While it’s possible to have a single user interface work across more than one device experience, developing a single interface that works across every device experience usually results in compromises or bare-bones design that doesn’t take advantage of what makes each device experience excel (or conversely, rich solutions that fail to load or work on less capable devices).
So while a connected TV could browse a text-list optimized for feature phones, it is unlikely anyone would find it enjoyable. On the other hand, a tablet-optimized Web application might feel simpler to use on a desktop Web browser because the number of actions has been reduced to work on a smaller display size and the size of the actions has been increased to accommodate touch interactions. While this interface wouldn’t be specifically tailored to a desktop computer’s context of use, input methods, or display sizes -it would be quite functional.
For some organizations, classifying device experiences is all that’s needed to cope with designing for lots of devices. Netflix, for instance, uses the technique to manage different interfaces on over 400 unique SKUs. This gives them “the freedom to experiment with different experiences on different platforms in isolation.” Netflix then takes what they learn from each experience and adopts it on other devices.
Amazon seems to take a similar approach. The Amazon Web site has been optimized for the usage/posture, input methods, and screen sizes of desktop and laptop computers. But the company has also experimented with different platforms in isolation. For example, Amazon’s mobile application, Flow, allows customers to identify and purchase products they find in the physical world using their smartphone’s video camera. This takes advantage of a mobile device’s portability and a specific input method -the video camera. Amazon’s WindowShop, on the other hand, makes use of a tablet’s larger screen and touch input methods to create an immersive visual shopping experience.
While it may work for Netflix and Amazon, a distinct interface for each device experience might be too much for other organizations to manage and support. They need a “single” solution that can adapt itself to the differences between devices and within device experiences as well.
Within any device experience, there’s still a lot of variation -especially in display sizes. Connected TVs, laptops, desktops, tablets, smart phones, and feature phones all come in a variety of screen resolutions, densities, and aspect ratios. But don’t worry...responsive design can help.
Responsive design allows you to fill in the blanks within device experiences through the application of fluid grids, flexible images, and media queries.

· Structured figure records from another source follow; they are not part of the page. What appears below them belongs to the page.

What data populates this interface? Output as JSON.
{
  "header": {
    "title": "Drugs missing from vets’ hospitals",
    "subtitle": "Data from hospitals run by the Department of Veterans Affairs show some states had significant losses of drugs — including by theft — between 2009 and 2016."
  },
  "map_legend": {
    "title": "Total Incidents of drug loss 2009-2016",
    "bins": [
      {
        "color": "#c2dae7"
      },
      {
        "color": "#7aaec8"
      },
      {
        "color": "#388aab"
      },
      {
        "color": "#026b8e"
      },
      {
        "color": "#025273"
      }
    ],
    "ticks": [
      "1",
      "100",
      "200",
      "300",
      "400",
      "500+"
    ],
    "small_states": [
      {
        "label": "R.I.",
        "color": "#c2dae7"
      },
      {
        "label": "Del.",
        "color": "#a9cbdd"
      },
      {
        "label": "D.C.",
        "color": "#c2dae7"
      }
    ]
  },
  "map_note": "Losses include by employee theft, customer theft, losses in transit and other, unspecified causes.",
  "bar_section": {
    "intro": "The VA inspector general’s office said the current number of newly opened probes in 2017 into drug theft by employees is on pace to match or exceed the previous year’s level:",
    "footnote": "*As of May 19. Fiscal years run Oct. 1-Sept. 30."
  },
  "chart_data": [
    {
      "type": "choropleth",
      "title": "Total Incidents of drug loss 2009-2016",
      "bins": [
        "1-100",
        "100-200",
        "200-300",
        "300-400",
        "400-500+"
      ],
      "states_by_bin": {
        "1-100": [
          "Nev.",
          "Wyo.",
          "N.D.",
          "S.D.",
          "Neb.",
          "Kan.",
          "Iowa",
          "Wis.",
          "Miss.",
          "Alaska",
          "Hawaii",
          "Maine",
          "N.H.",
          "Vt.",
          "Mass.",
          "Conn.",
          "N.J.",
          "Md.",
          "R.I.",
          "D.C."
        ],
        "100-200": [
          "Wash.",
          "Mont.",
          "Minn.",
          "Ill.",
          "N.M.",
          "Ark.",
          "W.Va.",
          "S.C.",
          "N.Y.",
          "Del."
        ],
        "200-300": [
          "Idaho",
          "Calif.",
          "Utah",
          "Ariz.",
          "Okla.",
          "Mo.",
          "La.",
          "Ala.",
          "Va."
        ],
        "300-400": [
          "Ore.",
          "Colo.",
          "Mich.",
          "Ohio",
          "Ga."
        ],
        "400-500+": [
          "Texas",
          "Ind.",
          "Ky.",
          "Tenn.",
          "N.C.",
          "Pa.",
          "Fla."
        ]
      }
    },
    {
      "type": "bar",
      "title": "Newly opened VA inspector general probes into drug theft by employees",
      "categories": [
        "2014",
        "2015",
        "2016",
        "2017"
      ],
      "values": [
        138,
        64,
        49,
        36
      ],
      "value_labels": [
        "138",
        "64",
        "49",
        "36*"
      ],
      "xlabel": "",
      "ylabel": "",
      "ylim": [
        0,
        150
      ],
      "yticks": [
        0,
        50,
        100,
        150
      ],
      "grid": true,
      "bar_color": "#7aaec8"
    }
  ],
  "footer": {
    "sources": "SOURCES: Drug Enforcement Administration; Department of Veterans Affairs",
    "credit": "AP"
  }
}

So once you have an optimized tablet solution, the difference between a 10 inch screen and a 7 inch screen is covered by responsive design and a few simple rules of adaptation like adding additional rows, increasing image sizes, and the like.
Web sites that consist mostly of standard content and interactions can even apply a responsive solution across smart phones, tablets, desktops/laptops, and TVs assuming there’s no difference in use across devices and they can manage media assets effectively. For complex web applications (i.e. a Web-based email client), adapting responsively across all device experiences is harder and separate templates may work better. But even in separate templates, fluid grids, flexible images, and media queries (the bread and butter of responsive design) can help layouts adapt more effectively to device differences.
With a set of interface solutions for an appropriate set of device experiences and responsive design, all of your Web URLs can resolve to an optimal interface for your customers online –no matter what device they use to get there.